For instance, while the three domes pictured above each occupy roughly the same space as an 18-inch scanner powered with a conventional 2-kW magnetron, they transmit at just 0.1 W. Yes, Broadband Radar uses just 1/2000th the peak power of the scanners it replaces and purportedly outperforms, in some ways spectacularly. The dome photo doesn’t show the claimed performance—and even screen shots need explanation—but it does illustrate Navico’s confidence. When delivered this spring, the domes will work with most existing Northstar and Simrad multifunction displays, as well as the new Lowrance HDS Series seen on page 42.
While a 0.1-W radar may sound nuts to boaters, it doesn’t to guys like Brandt who are familiar with the low-wattage, high-end radar that’s long been used by the military and others with deep pockets. Put simply, a microwave signal produced by a semiconductor—the definition of solid-state radar—is so much more precise than one produced by a vacuum-tube magnetron that it takes much less power to bounce it off a buoy or boat and get back a precise echo. What amazes Brandt and others is that Broadband Radar (BR) domes will start at about $1,750, a steal if they perform as promised.

Navico’s very unusual scanner comes with two antennas.
Lowrance product manager Greg Konig acknowledges that BR is not a patented invention per se, but rather a blend of smart engineering and just-now-available components.
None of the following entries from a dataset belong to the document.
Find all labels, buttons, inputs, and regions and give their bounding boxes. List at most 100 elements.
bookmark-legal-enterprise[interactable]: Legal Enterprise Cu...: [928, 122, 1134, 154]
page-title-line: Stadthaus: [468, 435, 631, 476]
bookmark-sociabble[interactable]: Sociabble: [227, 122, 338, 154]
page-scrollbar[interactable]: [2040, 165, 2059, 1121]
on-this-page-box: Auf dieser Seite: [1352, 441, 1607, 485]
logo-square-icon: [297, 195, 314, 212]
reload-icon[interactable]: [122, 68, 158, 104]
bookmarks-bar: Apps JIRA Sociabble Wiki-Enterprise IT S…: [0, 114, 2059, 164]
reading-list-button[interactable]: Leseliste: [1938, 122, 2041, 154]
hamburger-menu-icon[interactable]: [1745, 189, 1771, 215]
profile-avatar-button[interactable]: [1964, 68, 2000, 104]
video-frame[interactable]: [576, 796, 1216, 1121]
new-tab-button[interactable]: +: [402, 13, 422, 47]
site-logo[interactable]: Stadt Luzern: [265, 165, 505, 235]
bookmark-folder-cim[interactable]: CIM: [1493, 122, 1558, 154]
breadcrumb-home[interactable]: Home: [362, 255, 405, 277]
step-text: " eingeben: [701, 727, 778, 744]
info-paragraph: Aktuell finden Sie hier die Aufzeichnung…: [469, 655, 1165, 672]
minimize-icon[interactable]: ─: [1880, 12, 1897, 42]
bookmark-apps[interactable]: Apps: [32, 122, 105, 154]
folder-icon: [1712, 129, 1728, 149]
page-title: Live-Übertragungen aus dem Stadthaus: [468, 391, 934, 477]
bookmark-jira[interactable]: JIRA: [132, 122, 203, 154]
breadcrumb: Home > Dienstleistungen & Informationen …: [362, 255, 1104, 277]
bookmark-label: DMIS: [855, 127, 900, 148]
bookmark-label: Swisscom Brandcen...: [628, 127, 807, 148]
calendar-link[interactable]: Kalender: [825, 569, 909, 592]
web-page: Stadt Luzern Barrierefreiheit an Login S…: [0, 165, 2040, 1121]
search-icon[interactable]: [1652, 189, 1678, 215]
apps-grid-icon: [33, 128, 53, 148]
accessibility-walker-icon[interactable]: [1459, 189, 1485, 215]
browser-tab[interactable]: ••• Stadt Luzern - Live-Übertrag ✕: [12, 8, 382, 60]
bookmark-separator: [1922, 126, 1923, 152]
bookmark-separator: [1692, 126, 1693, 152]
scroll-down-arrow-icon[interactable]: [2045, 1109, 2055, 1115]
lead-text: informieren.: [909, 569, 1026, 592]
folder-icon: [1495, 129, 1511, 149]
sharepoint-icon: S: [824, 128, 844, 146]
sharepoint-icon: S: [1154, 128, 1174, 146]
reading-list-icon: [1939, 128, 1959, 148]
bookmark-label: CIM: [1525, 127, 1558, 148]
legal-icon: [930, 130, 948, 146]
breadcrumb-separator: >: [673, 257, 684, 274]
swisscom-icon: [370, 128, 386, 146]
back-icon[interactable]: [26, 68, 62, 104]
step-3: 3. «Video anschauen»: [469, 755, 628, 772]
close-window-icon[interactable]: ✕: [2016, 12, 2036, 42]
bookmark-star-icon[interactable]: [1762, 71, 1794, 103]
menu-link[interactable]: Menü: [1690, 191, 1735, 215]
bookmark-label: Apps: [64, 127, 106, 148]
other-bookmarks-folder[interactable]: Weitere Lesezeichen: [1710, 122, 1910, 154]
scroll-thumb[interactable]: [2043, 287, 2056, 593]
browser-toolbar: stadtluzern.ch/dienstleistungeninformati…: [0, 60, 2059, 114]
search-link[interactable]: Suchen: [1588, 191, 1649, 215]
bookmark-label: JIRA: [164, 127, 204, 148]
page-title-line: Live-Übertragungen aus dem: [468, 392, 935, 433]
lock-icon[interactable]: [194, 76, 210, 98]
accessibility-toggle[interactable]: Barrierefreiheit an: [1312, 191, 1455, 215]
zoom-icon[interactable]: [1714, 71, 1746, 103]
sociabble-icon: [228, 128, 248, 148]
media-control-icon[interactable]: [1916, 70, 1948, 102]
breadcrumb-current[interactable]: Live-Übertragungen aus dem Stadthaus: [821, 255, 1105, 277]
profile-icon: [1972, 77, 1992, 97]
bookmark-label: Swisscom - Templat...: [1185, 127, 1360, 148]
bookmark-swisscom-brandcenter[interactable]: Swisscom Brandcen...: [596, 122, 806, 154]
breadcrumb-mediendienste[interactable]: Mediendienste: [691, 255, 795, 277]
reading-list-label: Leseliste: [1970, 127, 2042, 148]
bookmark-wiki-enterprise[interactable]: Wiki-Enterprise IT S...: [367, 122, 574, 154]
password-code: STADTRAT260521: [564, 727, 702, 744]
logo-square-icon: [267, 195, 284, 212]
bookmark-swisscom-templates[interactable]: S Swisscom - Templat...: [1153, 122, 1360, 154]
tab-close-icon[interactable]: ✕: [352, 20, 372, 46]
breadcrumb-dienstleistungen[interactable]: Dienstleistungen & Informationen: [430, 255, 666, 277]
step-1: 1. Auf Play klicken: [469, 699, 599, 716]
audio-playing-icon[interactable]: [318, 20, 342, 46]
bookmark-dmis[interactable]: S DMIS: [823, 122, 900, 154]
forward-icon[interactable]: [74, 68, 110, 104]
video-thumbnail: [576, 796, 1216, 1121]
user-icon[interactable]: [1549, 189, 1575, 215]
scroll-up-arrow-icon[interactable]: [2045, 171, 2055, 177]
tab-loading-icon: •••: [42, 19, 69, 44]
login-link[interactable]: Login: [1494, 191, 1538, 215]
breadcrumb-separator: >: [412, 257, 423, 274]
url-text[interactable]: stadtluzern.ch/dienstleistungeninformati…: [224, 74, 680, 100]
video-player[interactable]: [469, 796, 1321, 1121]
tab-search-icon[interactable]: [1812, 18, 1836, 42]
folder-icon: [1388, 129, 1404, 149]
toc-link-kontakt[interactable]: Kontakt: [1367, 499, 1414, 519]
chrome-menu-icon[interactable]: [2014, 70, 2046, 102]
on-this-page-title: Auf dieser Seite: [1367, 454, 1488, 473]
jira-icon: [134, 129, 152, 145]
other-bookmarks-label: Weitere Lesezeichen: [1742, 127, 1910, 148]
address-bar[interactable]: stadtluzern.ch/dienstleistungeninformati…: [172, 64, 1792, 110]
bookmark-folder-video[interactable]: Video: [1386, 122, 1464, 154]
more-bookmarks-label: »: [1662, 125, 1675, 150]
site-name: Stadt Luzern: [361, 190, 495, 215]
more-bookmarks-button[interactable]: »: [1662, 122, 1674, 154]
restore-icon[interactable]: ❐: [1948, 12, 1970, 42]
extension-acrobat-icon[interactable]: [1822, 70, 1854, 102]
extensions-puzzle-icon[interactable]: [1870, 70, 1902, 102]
But he notes that it took five years for Navico to find the performance-value “sweet spot” he’s both proud of and careful to define: Apparently 0.1-W transmitters, though affordable, are a little weak even for solid state, and Konig says that BR is nothing special from about ten miles out to its 24-mile maximum range. But inside ten miles—and especially inside five miles—BR performance is “absolutely unmatched,” he says, and he means that relative to the best 2- and 4-kW HD recreational radars available.
What BR apparently has going for it is a range resolution that’s far superior to what’s possible when a magnetron sends out pulses and then stops and listens for their return. In fact, BR uses a solid-state technique called Frequency Modulated/Continuous Wave (FM/CW), which means there are no pulses at all. Indeed, there are two antennas inside the dome, one transmit and one receive. The continuous transmission is slightly modulated so that echo returns are measured not based on pulse timing but on exact frequency timing. The more you know, the stranger BR is, but the result is the ability to distinguish between even small, closely spaced targets like moored boats, pilings, and kayaks, according to Konig.
And that’s not all. The stop/start nature of crude, if powerful, magnetron pulses is why a radar area around your boat is either obscured by noise or blanked out by the digital signal processing chips inside the newer HD radars. BR doesn’t have that problem and can purportedly distinguish targets just ten feet away. Moreover, the high- range resolution means that BR is better at discriminating between wave tops and harder objects, and hence clutter controls are more successfully automated. Plus, solid-state radar scanners turn on instantly—no standby period waiting for the magnetron to warm up—and are intrinsically more stable, which means they need less tuning and tweaking.